The revelation popped out of my mouth unbidden one evening when I was talking with a buddy about getting out of the service and going "home."

"I want to live somewhere where I can say 'the Lone Ranger,' and make an instantaneous connection."

And from that single sentence, a hundred-hundred other restful connections asserted themselves ... slang, punch lines, baseball, politics, religion, books, Boy Scouts, poor beer, music, Hollywood, a kind of youthful boisterousness that goes with a lack of history ... I guess it qualified as "culture" or something close to that. The more I thought about it, the more I felt I had to be honest. And the more I relaxed ... OK, I was stuck with the American farm ... just try not to fuck it up too badly or create too much harm.

Going home.

I guess the thought crossed my mind because today the BBC had a small article asserting that NSA whistle-blower Edward Snowden was likely to have his yearlong visa extended in Russia. I felt sorry (based on my experience) for Snowden and grateful to him. Most principled positions these days seem to be tossed away like Kleenex at the end of a good blow. Sticking with it, gutting it out, paying the price, and bearing the criticism of 'true' Americans takes grit when it is not busy being insane.

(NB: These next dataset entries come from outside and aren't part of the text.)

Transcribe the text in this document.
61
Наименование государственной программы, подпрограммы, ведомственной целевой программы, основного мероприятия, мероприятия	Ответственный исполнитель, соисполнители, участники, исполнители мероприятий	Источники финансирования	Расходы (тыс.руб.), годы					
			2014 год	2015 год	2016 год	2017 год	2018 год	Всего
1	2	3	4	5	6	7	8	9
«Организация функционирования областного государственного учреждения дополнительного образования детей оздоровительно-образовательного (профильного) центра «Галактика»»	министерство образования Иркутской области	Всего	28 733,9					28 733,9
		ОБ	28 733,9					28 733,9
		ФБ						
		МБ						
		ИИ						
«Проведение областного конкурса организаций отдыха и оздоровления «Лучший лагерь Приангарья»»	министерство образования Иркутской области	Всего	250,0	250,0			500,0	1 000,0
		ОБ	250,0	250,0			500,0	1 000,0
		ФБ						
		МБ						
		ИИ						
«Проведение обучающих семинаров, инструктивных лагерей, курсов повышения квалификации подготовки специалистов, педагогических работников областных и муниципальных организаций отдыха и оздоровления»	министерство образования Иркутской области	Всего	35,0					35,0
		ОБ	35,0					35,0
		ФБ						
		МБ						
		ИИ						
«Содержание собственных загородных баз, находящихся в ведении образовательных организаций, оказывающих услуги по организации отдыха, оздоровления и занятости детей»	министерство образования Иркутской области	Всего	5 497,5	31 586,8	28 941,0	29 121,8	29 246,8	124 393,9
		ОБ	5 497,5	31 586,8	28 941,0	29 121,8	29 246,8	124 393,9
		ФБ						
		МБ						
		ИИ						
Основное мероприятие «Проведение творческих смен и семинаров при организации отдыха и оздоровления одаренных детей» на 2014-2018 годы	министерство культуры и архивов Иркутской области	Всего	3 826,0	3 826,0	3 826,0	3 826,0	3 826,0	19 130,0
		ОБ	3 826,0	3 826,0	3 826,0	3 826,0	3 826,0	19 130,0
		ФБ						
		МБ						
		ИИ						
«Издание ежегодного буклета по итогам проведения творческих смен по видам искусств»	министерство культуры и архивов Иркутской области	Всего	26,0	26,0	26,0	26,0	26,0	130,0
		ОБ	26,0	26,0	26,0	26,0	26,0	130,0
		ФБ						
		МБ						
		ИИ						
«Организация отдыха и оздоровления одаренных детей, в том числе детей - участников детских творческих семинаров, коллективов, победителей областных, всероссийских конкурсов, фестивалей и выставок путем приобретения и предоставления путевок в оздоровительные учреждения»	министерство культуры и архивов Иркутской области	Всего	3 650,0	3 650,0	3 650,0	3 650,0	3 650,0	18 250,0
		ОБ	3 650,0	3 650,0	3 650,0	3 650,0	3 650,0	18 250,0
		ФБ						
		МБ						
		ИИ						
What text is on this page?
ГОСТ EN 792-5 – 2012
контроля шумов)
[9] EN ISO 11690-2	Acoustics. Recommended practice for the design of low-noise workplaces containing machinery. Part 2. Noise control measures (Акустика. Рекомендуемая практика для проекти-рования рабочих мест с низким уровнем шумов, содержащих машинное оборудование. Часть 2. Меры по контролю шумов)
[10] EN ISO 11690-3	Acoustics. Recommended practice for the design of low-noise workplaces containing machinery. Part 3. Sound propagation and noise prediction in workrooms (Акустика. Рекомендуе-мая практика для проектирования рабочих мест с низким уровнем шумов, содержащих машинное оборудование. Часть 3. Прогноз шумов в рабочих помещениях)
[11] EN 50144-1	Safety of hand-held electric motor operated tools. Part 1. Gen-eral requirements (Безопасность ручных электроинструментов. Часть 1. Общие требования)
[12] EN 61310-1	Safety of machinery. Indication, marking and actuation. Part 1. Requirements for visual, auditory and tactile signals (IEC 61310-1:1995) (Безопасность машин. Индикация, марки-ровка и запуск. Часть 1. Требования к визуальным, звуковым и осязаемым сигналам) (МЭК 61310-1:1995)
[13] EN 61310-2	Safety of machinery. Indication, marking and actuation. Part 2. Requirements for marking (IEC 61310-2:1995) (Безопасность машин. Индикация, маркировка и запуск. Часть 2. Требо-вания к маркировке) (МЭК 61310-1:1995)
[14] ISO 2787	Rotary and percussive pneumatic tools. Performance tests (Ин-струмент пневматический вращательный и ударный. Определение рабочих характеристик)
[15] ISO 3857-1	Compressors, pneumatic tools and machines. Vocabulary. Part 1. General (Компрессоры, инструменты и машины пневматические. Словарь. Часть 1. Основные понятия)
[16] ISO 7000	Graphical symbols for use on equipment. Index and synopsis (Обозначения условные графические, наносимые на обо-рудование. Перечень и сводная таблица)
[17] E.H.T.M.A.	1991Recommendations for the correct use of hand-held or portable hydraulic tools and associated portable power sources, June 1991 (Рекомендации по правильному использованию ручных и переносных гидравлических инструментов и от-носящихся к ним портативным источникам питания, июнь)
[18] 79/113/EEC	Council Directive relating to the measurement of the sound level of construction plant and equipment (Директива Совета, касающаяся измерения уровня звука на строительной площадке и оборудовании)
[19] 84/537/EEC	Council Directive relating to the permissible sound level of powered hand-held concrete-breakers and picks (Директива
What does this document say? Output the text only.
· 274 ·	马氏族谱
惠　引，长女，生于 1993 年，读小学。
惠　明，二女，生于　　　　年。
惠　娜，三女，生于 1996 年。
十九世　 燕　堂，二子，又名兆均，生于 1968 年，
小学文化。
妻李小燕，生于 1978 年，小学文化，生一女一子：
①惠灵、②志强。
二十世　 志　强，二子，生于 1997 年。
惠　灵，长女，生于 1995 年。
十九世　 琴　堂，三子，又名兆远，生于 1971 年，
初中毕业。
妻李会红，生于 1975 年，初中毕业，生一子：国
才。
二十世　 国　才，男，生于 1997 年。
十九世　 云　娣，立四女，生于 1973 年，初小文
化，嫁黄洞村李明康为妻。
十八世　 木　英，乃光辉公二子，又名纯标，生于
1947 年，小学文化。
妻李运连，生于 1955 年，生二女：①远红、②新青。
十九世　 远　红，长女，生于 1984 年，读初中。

Imagine (from my point of view): In order to be a patriotic American, you have to live in another country. I would like to apologize to Mr. Snowden and tell his terrorist, neo-con critics to stick it where the sun don't shine.

1 comment:

  1. It's funny how the banner of patriotism can obscure wrong headedness. If a neighbor called the police on a burglar in my house, i wouldn't call that neighbor a traitor.